Vous pouvez réclamer la remise d’un contrat de travail écrit précisant votre poste, votre rémunération, votre durée de travail et votre date d’entrée en fonction, la remise d’un bulletin de paie couvrant les deux semaines de travail déjà effectuées, la confirmation de votre affiliation aux organismes de protection sociale, et la précision sur votre statut, notamment si votre employeur entendait conclure un CDD sans vous le préciser.
Les démarches à entreprendre en cas de refus ou d’absence de réponse
Si votre employeur ne régularise pas votre situation dans un délai raisonnable après votre demande, vous avez plusieurs recours à votre disposition. La première étape consiste à contacter l’inspection du travail, qui est compétente pour constater l’absence de contrat écrit, l’absence de déclaration et tout autre manquement aux obligations de l’employeur. L’inspecteur du travail peut mettre l’employeur en demeure de régulariser la situation, dresser un procès-verbal et, dans les cas les plus graves, enclencher des poursuites pénales.
Vous pouvez également saisir le conseil de prud’hommes, qui est la juridiction compétente pour tous les litiges individuels entre salariés et employeurs. En cas de travail dissimulé, vous pouvez demander la requalification de la relation de travail, le paiement des salaires dus, des dommages et intérêts pour le préjudice subi, ainsi que l’indemnité forfaitaire de six mois en cas de rupture.
Si vous n’avez pas été affilié à la Sécurité sociale, vous pouvez contacter directement votre CPAM pour signaler la situation et demander une régularisation. Pendant la période non déclarée, si vous avez eu besoin de soins, les frais médicaux peuvent être pris en charge rétroactivement une fois la situation régularisée.
Enfin, vous pouvez contacter un syndicat ou une permanence juridique gratuite, notamment celles proposées par les maisons de justice et du droit ou par les barreaux d’avocats qui organisent des consultations gratuites.
Faut-il partir ou rester ?
C’est souvent la question la plus difficile. Quitter un emploi sans contrat après 15 jours vous prive certes d’une source de revenus, mais rester dans une situation irrégulière peut aussi présenter des risques, notamment si votre employeur décide un jour de nier l’existence même de la relation de travail.

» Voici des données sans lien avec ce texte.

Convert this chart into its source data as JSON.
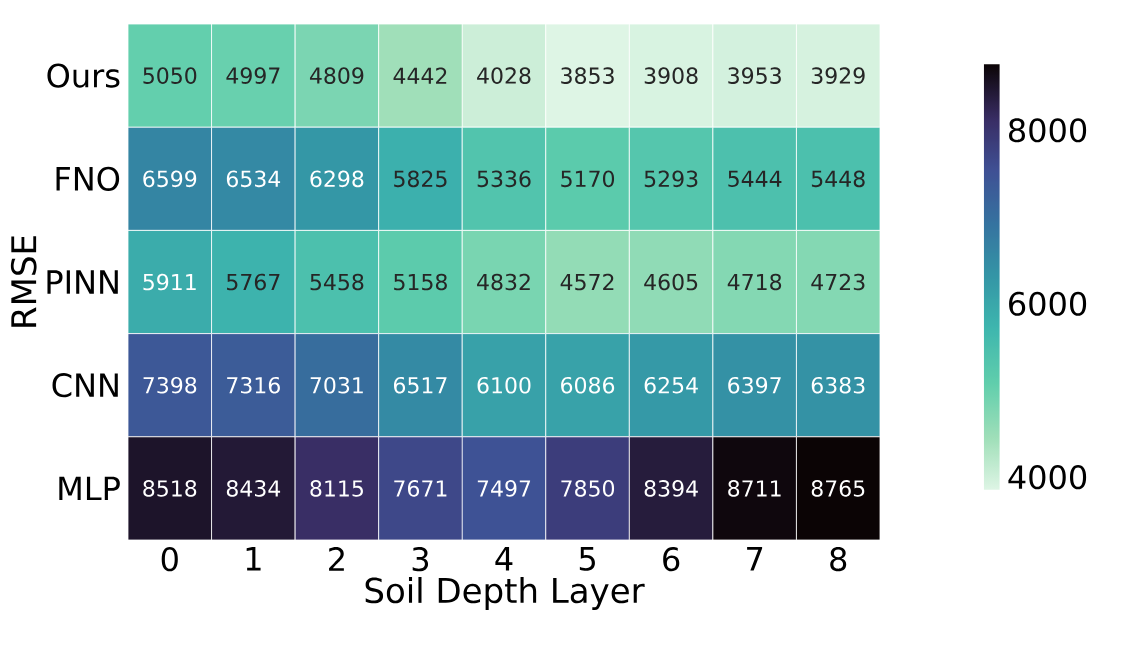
{
  "chart_data": {
    "type": "heatmap",
    "xlabel": "Soil Depth Layer",
    "ylabel": "RMSE",
    "categories": [
      "0",
      "1",
      "2",
      "3",
      "4",
      "5",
      "6",
      "7",
      "8"
    ],
    "y_categories": [
      "Ours",
      "FNO",
      "PINN",
      "CNN",
      "MLP"
    ],
    "cells": [
      [
        5050,
        4997,
        4809,
        4442,
        4028,
        3853,
        3908,
        3953,
        3929
      ],
      [
        6599,
        6534,
        6298,
        5825,
        5336,
        5170,
        5293,
        5444,
        5448
      ],
      [
        5911,
        5767,
        5458,
        5158,
        4832,
        4572,
        4605,
        4718,
        4723
      ],
      [
        7398,
        7316,
        7031,
        6517,
        6100,
        6086,
        6254,
        6397,
        6383
      ],
      [
        8518,
        8434,
        8115,
        7671,
        7497,
        7850,
        8394,
        8711,
        8765
      ]
    ],
    "clim": [
      3853,
      8765
    ],
    "cticks": [
      4000,
      6000,
      8000
    ],
    "data_labels": true
  }
}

Si vous choisissez de rester en attendant la régularisation, fixez-vous un délai raisonnable, par exemple une semaine supplémentaire après votre demande écrite, et passez à l’action si rien n’a bougé. Si vous choisissez de partir, sachez que selon les circonstances, vous pourrez peut-être faire valoir une prise d’acte de la rupture du contrat de travail aux torts de l’employeur, ce qui produit les effets d’un licenciement sans cause réelle et sérieuse et vous ouvre droit à des indemnités ainsi qu’aux allocations chômage.
Ce que cette situation révèle sur votre employeur
Au-delà de l’aspect juridique, travailler sans contrat depuis 15 jours est souvent révélateur d’une gestion approximative, voire d’une intention délibérée de s’affranchir des obligations légales. Dans certains cas, l’absence de contrat résulte d’une simple désorganisation administrative, et l’employeur régularise dès qu’on lui en fait la demande. Dans d’autres cas, elle traduit une volonté de maintenir le salarié dans une forme de précarité volontaire, sans engagement formel, pour pouvoir y mettre fin sans formalité.
Votre réaction et les démarches que vous engagerez dépendront largement de la confiance que vous accordez à votre employeur et de la lecture que vous faites de la situation. Mais dans tous les cas, connaître vos droits vous permet d’agir en position de force, et non dans l’inquiétude ou la résignation.